Institute blasts leadership development in higher education

New book takes academia to task, provides evidence-based blueprint for training students to become future leaders

HOUSTON – (Jan. 19, 2020) – Colleges and universities claim to develop leaders, but according to Rice University’s Doerr Institute for New Leaders, the only evidence is found in recruiting materials and ad campaigns.

The institute has published what it calls an intervention: “Leadership Reckoning,” a book that provides an evidence-based blueprint for effective, measurable leader development. It is being sent to top colleges and universities around the country to encourage them to take leadership development seriously, according to authors Tom Kolditz, director of the Doerr Institute, Ryan Brown, the institute’s managing director for measurement, and award-winning author Libby Gill.

“‘Leadership Reckoning’ takes to task American colleges and universities for their haphazard, incoherent, evidence-free approaches to developing students as leaders and offers a principle-driven, outcome-oriented blueprint for how effective leader development can occur,” they wrote. “Higher education has both the opportunity and the responsibility to take leader development seriously and create the leaders we need. It’s high time that happens, and ‘Leadership Reckoning’ points the way.”

According to the book, what passes for leadership training today is “little more than a collection of titillating and mildly inspiring moments that we like to refer to as ‘leader-tainment’ – motivational speakers, field trips, afternoon teas with the dean and the occasional ropes course.”

The authors’ research found that people assume attending and graduating from college would naturally produce personal leadership growth. Yet on average, graduates exhibit virtually no measurable growth in leadership capacity without formal leadership training.

“At long last, the whistle has been blown: the gap between commercial claims of producing leaders and the actuality of effective leader development in higher education is large and problematic,” wrote Susan MacKenty Brady, CEO of the Simmons University Institute for Inclusive Leadership. “This is a promising, instructive book every educator needs to read if higher education is to take its rightful place in producing needed leaders for the future.”

The Doerr Institute was founded by Rice alumni John and Ann Doerr to elevate the practice of leadership development across Rice’s campus and at all top institutions. The institute believes leadership skills and training are not meant only for business students, the typical recipient on campuses.

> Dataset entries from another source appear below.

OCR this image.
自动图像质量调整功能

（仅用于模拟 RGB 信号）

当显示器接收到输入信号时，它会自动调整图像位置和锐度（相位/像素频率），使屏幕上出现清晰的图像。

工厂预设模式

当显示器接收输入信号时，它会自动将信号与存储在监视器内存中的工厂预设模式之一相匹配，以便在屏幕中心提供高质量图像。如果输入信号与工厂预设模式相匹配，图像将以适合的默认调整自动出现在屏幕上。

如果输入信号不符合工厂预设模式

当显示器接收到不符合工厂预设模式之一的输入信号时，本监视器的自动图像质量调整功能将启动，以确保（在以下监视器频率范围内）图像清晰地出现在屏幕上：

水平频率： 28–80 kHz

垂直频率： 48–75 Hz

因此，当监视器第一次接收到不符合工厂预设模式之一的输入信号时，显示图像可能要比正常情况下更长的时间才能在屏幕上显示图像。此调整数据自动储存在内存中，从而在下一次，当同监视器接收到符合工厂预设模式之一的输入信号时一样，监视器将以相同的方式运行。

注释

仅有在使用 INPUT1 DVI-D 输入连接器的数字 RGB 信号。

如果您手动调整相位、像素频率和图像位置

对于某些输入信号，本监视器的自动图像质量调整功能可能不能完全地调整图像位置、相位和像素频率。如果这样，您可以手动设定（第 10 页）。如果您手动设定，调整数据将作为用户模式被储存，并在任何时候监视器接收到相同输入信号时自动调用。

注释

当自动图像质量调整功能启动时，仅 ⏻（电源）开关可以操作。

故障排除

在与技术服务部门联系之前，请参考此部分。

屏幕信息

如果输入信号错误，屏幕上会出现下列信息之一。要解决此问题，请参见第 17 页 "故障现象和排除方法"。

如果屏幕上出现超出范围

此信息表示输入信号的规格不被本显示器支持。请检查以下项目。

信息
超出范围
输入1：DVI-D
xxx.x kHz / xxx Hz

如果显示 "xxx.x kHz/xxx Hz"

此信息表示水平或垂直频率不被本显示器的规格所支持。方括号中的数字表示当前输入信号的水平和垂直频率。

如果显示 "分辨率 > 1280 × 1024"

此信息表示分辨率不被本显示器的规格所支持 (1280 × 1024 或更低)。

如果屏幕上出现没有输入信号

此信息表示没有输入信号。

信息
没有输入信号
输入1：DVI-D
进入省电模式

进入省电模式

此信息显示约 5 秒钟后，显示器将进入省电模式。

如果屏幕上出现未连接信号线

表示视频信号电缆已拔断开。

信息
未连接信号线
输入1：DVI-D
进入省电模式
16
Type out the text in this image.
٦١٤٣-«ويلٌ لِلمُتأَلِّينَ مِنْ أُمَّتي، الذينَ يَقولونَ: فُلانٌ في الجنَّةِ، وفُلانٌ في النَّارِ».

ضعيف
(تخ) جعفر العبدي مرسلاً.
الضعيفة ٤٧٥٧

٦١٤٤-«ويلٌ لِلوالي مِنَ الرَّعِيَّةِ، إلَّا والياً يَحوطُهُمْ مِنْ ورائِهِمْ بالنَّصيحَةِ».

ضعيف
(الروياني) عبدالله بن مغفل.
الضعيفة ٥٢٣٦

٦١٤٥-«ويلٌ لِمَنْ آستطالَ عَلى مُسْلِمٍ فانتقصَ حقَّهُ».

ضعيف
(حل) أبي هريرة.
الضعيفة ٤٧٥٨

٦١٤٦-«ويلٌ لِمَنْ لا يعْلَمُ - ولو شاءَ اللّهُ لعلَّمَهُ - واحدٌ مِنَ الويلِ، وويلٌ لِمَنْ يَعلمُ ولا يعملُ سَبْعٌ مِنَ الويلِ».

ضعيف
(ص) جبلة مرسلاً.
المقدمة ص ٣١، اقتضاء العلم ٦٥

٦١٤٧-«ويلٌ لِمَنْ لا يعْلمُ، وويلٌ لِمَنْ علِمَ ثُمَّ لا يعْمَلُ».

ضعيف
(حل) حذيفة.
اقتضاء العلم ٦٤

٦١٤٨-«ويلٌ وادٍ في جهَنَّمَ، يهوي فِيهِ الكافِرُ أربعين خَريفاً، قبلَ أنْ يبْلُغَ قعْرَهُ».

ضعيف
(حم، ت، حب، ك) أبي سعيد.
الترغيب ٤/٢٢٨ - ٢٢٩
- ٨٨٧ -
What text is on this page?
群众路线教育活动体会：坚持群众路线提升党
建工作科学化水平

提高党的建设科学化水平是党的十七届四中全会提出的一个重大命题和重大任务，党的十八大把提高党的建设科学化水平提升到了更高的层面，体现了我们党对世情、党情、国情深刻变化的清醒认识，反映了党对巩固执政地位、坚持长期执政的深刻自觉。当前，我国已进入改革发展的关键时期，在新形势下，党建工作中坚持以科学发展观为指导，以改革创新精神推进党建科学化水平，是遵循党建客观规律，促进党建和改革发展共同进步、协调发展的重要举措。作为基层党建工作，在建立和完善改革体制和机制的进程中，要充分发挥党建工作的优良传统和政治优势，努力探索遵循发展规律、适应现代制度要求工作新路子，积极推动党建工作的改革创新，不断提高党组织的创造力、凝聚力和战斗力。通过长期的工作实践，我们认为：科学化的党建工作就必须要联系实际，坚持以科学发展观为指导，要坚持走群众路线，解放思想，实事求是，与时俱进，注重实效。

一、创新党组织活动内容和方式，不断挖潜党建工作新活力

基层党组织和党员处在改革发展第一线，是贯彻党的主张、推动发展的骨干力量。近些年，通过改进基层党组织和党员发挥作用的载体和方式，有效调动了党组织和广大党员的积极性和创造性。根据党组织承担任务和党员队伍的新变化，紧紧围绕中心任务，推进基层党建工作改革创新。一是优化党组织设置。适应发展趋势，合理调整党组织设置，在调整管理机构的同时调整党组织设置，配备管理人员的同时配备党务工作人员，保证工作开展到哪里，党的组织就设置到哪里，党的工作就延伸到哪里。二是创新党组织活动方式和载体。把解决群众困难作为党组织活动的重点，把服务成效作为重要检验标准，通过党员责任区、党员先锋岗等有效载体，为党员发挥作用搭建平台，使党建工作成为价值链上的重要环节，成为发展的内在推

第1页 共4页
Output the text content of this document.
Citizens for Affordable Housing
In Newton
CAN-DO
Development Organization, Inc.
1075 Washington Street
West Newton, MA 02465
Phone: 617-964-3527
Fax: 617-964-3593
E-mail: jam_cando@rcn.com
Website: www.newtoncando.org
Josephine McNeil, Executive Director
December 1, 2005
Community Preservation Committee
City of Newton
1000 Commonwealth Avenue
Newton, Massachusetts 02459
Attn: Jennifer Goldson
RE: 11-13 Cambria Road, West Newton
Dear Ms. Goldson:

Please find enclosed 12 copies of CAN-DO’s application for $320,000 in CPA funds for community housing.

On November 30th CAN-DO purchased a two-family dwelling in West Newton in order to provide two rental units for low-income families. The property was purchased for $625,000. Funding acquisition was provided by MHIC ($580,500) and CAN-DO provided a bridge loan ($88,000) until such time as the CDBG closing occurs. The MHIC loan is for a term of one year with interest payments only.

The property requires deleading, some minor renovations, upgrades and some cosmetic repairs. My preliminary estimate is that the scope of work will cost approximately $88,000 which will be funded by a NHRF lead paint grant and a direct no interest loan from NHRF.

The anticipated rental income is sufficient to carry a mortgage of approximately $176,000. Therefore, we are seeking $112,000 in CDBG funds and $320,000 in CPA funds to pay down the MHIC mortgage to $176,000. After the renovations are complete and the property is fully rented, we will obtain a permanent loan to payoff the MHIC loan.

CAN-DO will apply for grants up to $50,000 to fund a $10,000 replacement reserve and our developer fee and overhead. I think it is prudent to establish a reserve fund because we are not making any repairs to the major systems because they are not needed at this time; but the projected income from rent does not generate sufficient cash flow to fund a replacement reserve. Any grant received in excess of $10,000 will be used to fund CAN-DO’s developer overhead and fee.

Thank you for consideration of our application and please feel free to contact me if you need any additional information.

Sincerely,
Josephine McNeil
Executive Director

The authors wrote: “It would be easy to go on about the crisis of trust in our nation’s institutions and leaders, lament its negative impact on our culture and debate how we got here. Yet at this juncture, the rear view is of little use; the question that’s more relevant is, what are we going to do now to boost trust in the next generation of leaders? Creating leaders who can address such trust deficits starts with our institutions of higher education.”


Courtesy of the Doerr Institute.

In a director’s statement to the Doerr Institute community after the Jan. 6 insurrection at the U.S. Capitol, Kolditz condemned “the multiple failures of ethical leadership that contributed to the violent attack” and shared a renewed enthusiasm for developing leaders who will promote social good and justice for all members of society.

“Take it from me, as someone who has worked in both government and business: leadership matters!” wrote former Vice President Al Gore in an endorsement of the book. “In the face of global challenges like the climate crisis and the COVID-19 pandemic, the need for good leaders in every part of society has never been greater. In ‘Leadership Reckoning,’ the Doerr Institute for New Leaders pioneers a data-driven approach to make the development of moral leadership a core function of college education. This book is a must-read for the leaders of today and tomorrow.”